Jeff isn’t really there with her. She just feels like he is. But their three-chord camaraderie, with its gentle undercurrent of romance, starts to lift Flora out of her funk of dissatisfaction. He also sends her a clip of the young Joni Mitchell singing “Both Sides Now.” She watches it, with tears rolling down her cheeks, and Hewson is so good that you could almost swear the tears are giving a performance. It’s all part of Flora’s musical medicine.

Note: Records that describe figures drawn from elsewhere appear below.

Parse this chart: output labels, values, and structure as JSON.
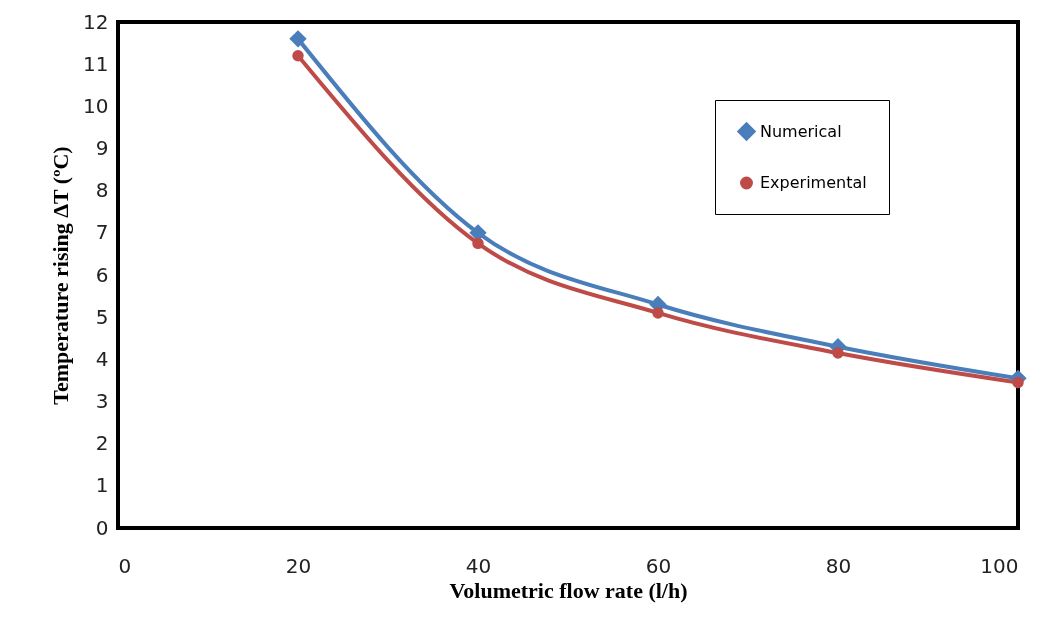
{
  "chart_data": {
    "type": "line",
    "xlabel": "Volumetric flow rate (l/h)",
    "ylabel": "Temperature rising ΔT (ºC)",
    "x": [
      20,
      40,
      60,
      80,
      100
    ],
    "series": [
      {
        "name": "Numerical",
        "color": "#4a7ebb",
        "marker": "diamond",
        "values": [
          11.6,
          7.0,
          5.3,
          4.3,
          3.55
        ]
      },
      {
        "name": "Experimental",
        "color": "#be4b48",
        "marker": "circle",
        "values": [
          11.2,
          6.75,
          5.1,
          4.15,
          3.45
        ]
      }
    ],
    "xlim": [
      0,
      100
    ],
    "xticks": [
      0,
      20,
      40,
      60,
      80,
      100
    ],
    "ylim": [
      0,
      12
    ],
    "yticks": [
      0,
      1,
      2,
      3,
      4,
      5,
      6,
      7,
      8,
      9,
      10,
      11,
      12
    ],
    "grid": false,
    "legend": "top right",
    "line_style": "solid"
  }
}
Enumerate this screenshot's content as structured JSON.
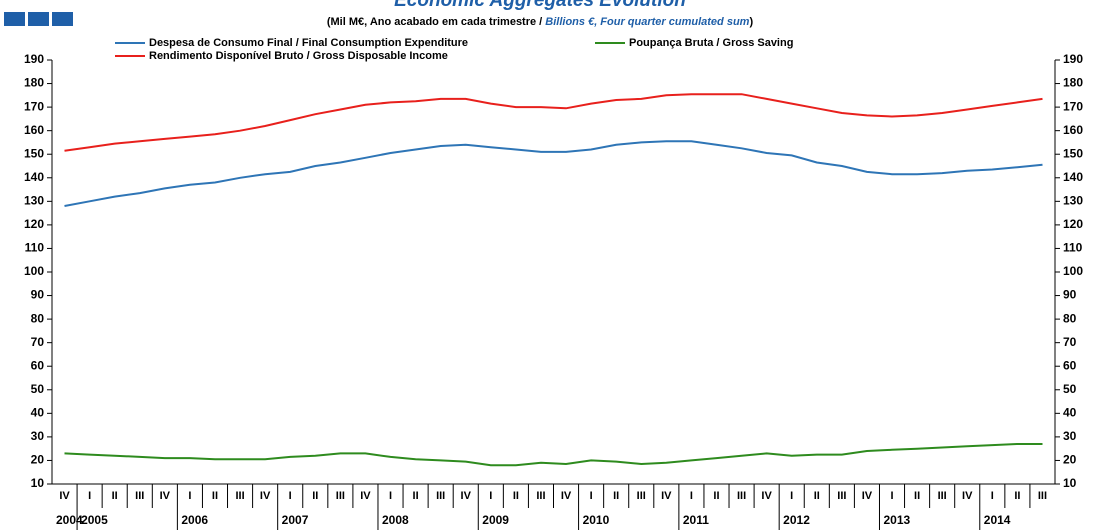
{
  "chart_data": {
    "type": "line",
    "title": "Economic Aggregates Evolution",
    "subtitle": [
      "(Mil M€, Ano acabado em cada trimestre / ",
      "Billions €, Four quarter cumulated sum",
      ")"
    ],
    "categories": [
      "IV",
      "I",
      "II",
      "III",
      "IV",
      "I",
      "II",
      "III",
      "IV",
      "I",
      "II",
      "III",
      "IV",
      "I",
      "II",
      "III",
      "IV",
      "I",
      "II",
      "III",
      "IV",
      "I",
      "II",
      "III",
      "IV",
      "I",
      "II",
      "III",
      "IV",
      "I",
      "II",
      "III",
      "IV",
      "I",
      "II",
      "III",
      "IV",
      "I",
      "II",
      "III"
    ],
    "years": [
      "2004",
      "2005",
      "2006",
      "2007",
      "2008",
      "2009",
      "2010",
      "2011",
      "2012",
      "2013",
      "2014"
    ],
    "series": [
      {
        "name": "Despesa de Consumo Final / Final Consumption Expenditure",
        "color": "#2e75b6",
        "values": [
          128,
          130,
          132,
          133.5,
          135.5,
          137,
          138,
          140,
          141.5,
          142.5,
          145,
          146.5,
          148.5,
          150.5,
          152,
          153.5,
          154,
          153,
          152,
          151,
          151,
          152,
          154,
          155,
          155.5,
          155.5,
          154,
          152.5,
          150.5,
          149.5,
          146.5,
          145,
          142.5,
          141.5,
          141.5,
          142,
          143,
          143.5,
          144.5,
          145.5
        ]
      },
      {
        "name": "Poupança Bruta / Gross Saving",
        "color": "#2e8b1e",
        "values": [
          23,
          22.5,
          22,
          21.5,
          21,
          21,
          20.5,
          20.5,
          20.5,
          21.5,
          22,
          23,
          23,
          21.5,
          20.5,
          20,
          19.5,
          18,
          18,
          19,
          18.5,
          20,
          19.5,
          18.5,
          19,
          20,
          21,
          22,
          23,
          22,
          22.5,
          22.5,
          24,
          24.5,
          25,
          25.5,
          26,
          26.5,
          27,
          27
        ]
      },
      {
        "name": "Rendimento Disponível Bruto / Gross Disposable Income",
        "color": "#e8201c",
        "values": [
          151.5,
          153,
          154.5,
          155.5,
          156.5,
          157.5,
          158.5,
          160,
          162,
          164.5,
          167,
          169,
          171,
          172,
          172.5,
          173.5,
          173.5,
          171.5,
          170,
          170,
          169.5,
          171.5,
          173,
          173.5,
          175,
          175.5,
          175.5,
          175.5,
          173.5,
          171.5,
          169.5,
          167.5,
          166.5,
          166,
          166.5,
          167.5,
          169,
          170.5,
          172,
          173.5
        ]
      }
    ],
    "ylim": [
      10,
      190
    ],
    "yticks": [
      10,
      20,
      30,
      40,
      50,
      60,
      70,
      80,
      90,
      100,
      110,
      120,
      130,
      140,
      150,
      160,
      170,
      180,
      190
    ]
  }
}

“Flora and Son” is small of scale, unabashed in its pop sincerity, and irresistible. Flora and Jeff write a song together — or, in fact, she takes his song, which never sold for him, and improves it with a new chorus. You will not be surprised to hear that a band forms, consisting of Flora and her newfound skills, Max and his dance tracks, and the ex, with whom Flora mends fences, on bass. I have one issue with “Flora and Son”: The whole movie seems to be heading for a romantic catharsis that never quite arrives. The same thing worked exquisitely in “Once.” Here, the somewhat more conventional situation makes us long for a more conventional resolution. Of course, the title tells you why — this is really a love story about a mother rediscovering her connection with her kid. And the song performances are just enchanting enough to carry the day. “Flora and Son” has a quality that has always brought life to musicals, but that has now gone out of style. You might call it innocence.